One reason why I bring up Brod’s initiative (which Kafka himself might have knowingly enabled by not selecting another person as his executor) is because it strikes me as an unusually acute example of the power that readers hold to act as editors, and a gesture that now holds both less weight and greater relevance than it once might have held through the facility with which written works today can be circulated. We have a responsibility to help protect people by encouraging them not to post or share words that might do harm to themselves and others, but we should also welcome the publication of any texts that might add value to the world. I would prefer to face a baffling clutter of too many words online than to lose out on another Kafka, just as I would rather face the task of watching too many films than to have never learned of certain valuable pearls. The choices of what to read and watch, and of how to structure my reading and viewing, reside with me.

It strikes me now that part of the strength that a published writer possesses is evidenced in his or her profound lack of awareness and knowledge. We often have no idea who is reading us, and even when we do know of someone who has read us, we cannot possibly know the full contours of the impact that our work has had on him or her. We can only know our own power to carry forward work that we ourselves value.

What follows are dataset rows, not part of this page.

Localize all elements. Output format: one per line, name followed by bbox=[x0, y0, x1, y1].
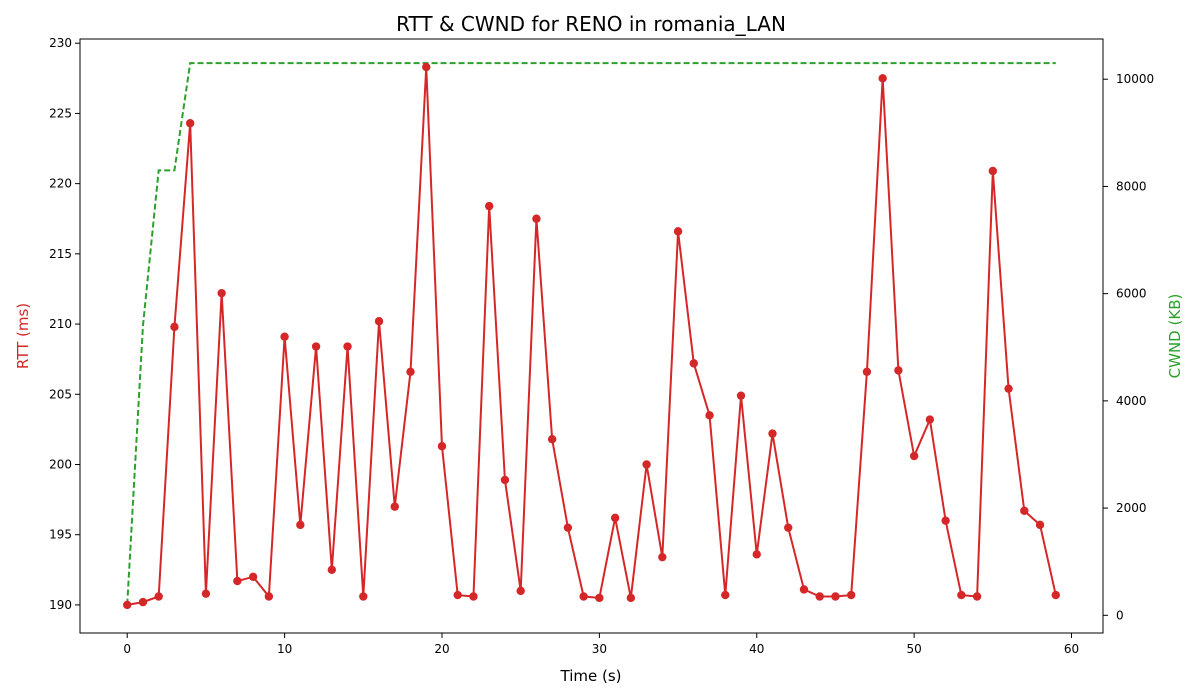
y-left-tick-label: 210 bbox=[49, 317, 72, 331]
rtt-point bbox=[248, 572, 258, 582]
x-tick-label: 50 bbox=[906, 642, 921, 656]
rtt-point bbox=[941, 516, 950, 525]
y-left-tick-label: 195 bbox=[49, 528, 72, 542]
rtt-point bbox=[658, 552, 667, 562]
rtt-point bbox=[390, 502, 399, 511]
y-right-tick-label: 2000 bbox=[1116, 501, 1147, 515]
rtt-point bbox=[1020, 506, 1029, 516]
x-tick-label: 60 bbox=[1064, 642, 1079, 656]
rtt-point bbox=[138, 597, 148, 607]
rtt-point bbox=[563, 523, 573, 532]
rtt-point bbox=[406, 367, 415, 377]
x-axis-ticks: 0 10 20 30 40 50 60 bbox=[123, 633, 1079, 656]
cwnd-series bbox=[126, 62, 1056, 605]
left-y-axis-label: RTT (ms) bbox=[14, 303, 32, 369]
y-right-tick-label: 6000 bbox=[1116, 287, 1147, 301]
rtt-point bbox=[327, 565, 337, 575]
chart-title: RTT & CWND for RENO in romania_LAN bbox=[396, 12, 786, 36]
rtt-point bbox=[736, 391, 746, 400]
rtt-point bbox=[296, 520, 305, 530]
rtt-point bbox=[784, 523, 793, 532]
rtt-point bbox=[610, 513, 620, 523]
rtt-point bbox=[1004, 384, 1013, 393]
rtt-point bbox=[579, 592, 588, 601]
rtt-point bbox=[925, 415, 935, 424]
rtt-point bbox=[453, 590, 462, 600]
y-left-tick-label: 230 bbox=[49, 36, 72, 50]
rtt-point bbox=[1035, 520, 1045, 530]
y-left-tick-label: 220 bbox=[49, 177, 72, 191]
rtt-point bbox=[233, 576, 242, 586]
rtt-point bbox=[768, 429, 777, 438]
y-left-tick-label: 225 bbox=[49, 106, 72, 120]
y-left-tick-label: 190 bbox=[49, 598, 72, 612]
rtt-point bbox=[878, 74, 887, 83]
rtt-point bbox=[437, 442, 447, 451]
x-tick-label: 20 bbox=[434, 642, 449, 656]
y-right-tick-label: 10000 bbox=[1116, 72, 1154, 86]
rtt-point bbox=[170, 322, 179, 332]
rtt-point bbox=[799, 585, 809, 594]
rtt-point bbox=[280, 332, 289, 341]
rtt-point bbox=[532, 214, 541, 223]
plot-frame bbox=[79, 38, 1104, 634]
rtt-point bbox=[642, 460, 651, 469]
y-right-tick-label: 8000 bbox=[1116, 179, 1147, 193]
rtt-point bbox=[422, 62, 431, 72]
rtt-point bbox=[185, 119, 195, 128]
y-left-tick-label: 200 bbox=[49, 457, 72, 471]
rtt-point bbox=[469, 592, 478, 601]
rtt-point bbox=[705, 411, 714, 420]
y-left-tick-label: 205 bbox=[49, 387, 72, 401]
x-tick-label: 40 bbox=[749, 642, 764, 656]
rtt-point bbox=[673, 227, 683, 236]
rtt-point bbox=[721, 590, 730, 600]
y-left-tick-label: 215 bbox=[49, 247, 72, 261]
x-tick-label: 0 bbox=[123, 642, 131, 656]
rtt-point bbox=[1051, 590, 1060, 600]
rtt-point bbox=[217, 288, 226, 298]
rtt-point bbox=[831, 592, 840, 601]
x-axis-label: Time (s) bbox=[560, 667, 622, 685]
rtt-point bbox=[972, 592, 982, 601]
left-y-axis-ticks: 190 195 200 205 210 215 220 225 230 bbox=[49, 36, 80, 612]
rtt-point bbox=[846, 590, 856, 600]
rtt-point bbox=[359, 592, 368, 601]
rtt-point bbox=[154, 592, 163, 601]
rtt-point bbox=[815, 592, 824, 601]
rtt-point bbox=[909, 451, 919, 461]
rtt-point bbox=[500, 475, 510, 485]
rtt-line bbox=[127, 67, 1057, 606]
rtt-point bbox=[626, 593, 636, 603]
rtt-point bbox=[988, 166, 998, 176]
rtt-point bbox=[957, 590, 966, 600]
right-y-axis-label: CWND (KB) bbox=[1166, 294, 1184, 379]
cwnd-line bbox=[126, 62, 1056, 605]
rtt-point bbox=[343, 342, 352, 351]
right-y-axis-ticks: 0 2000 4000 6000 8000 10000 bbox=[1103, 72, 1154, 622]
rtt-point bbox=[894, 366, 903, 375]
y-right-tick-label: 4000 bbox=[1116, 394, 1147, 408]
rtt-point bbox=[752, 550, 761, 559]
y-right-tick-label: 0 bbox=[1116, 608, 1124, 622]
rtt-point bbox=[201, 589, 211, 598]
rtt-point bbox=[516, 586, 525, 596]
x-tick-label: 30 bbox=[592, 642, 607, 656]
rtt-point bbox=[547, 435, 557, 444]
x-tick-label: 10 bbox=[277, 642, 292, 656]
rtt-point bbox=[862, 367, 872, 377]
rtt-point bbox=[595, 593, 604, 603]
rtt-point bbox=[374, 317, 384, 326]
rtt-point bbox=[123, 600, 132, 610]
rtt-point bbox=[485, 201, 494, 211]
rtt-series bbox=[123, 62, 1060, 610]
rtt-point bbox=[264, 592, 274, 601]
rtt-point bbox=[311, 342, 321, 351]
rtt-point bbox=[689, 359, 698, 368]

I will wear my Rilke hat for a moment as I address initiate essay writers, with echoes of some things that we have said in previous letters. I want to say now the following: Do not expect to earn a living wage from this work. There are specific kinds of writing that you can pursue for full-time financial sustenance, specific models that you can follow, and specific ways in which you can gain the needed technical mastery (including with a self-awareness of how your work differs from what is already in the marketplace). However, on most (not all) occasions, the essay is by nature too individualized and too labour-intensive of a form for you to ever receive a financial compensation adequate for the amount of time and thought that you put into a piece that you will feel proud to see published or posted under your name. As often as you can, you should strive to receive some kind of payment for your work, for reasons both of material survival and of self-respect. However, if your inflexible goal is to receive the monetary sum that you should realistically believe that you deserve on every occasion, then you will risk being eternally unsatisfied. You should always work to understand the circumstances of the party with whom you are dealing, as well as your own power for negotiation (with the Other and inside yourself). You should also understand that the chief satisfaction of essay-writing lies in your own very personal feeling of having contributed well to a larger conversation about something. And that this satisfaction is boundless.
(Removes cap)

If our conversation were unfolding in a shared physical space, Patrick Holzapfel, then I would say, »Let’s have a drink«. As is, I will wish for you a wonderful festival and then return with pleasure to the company of my wife and daughter. I hope for Ava to grow up in the safest possible world and for her to do what she can to make it safer, something that I believe resides within the power that belongs to each of us and to us all.

Best for you,

Dedicated to the memory of Peter Schreiner.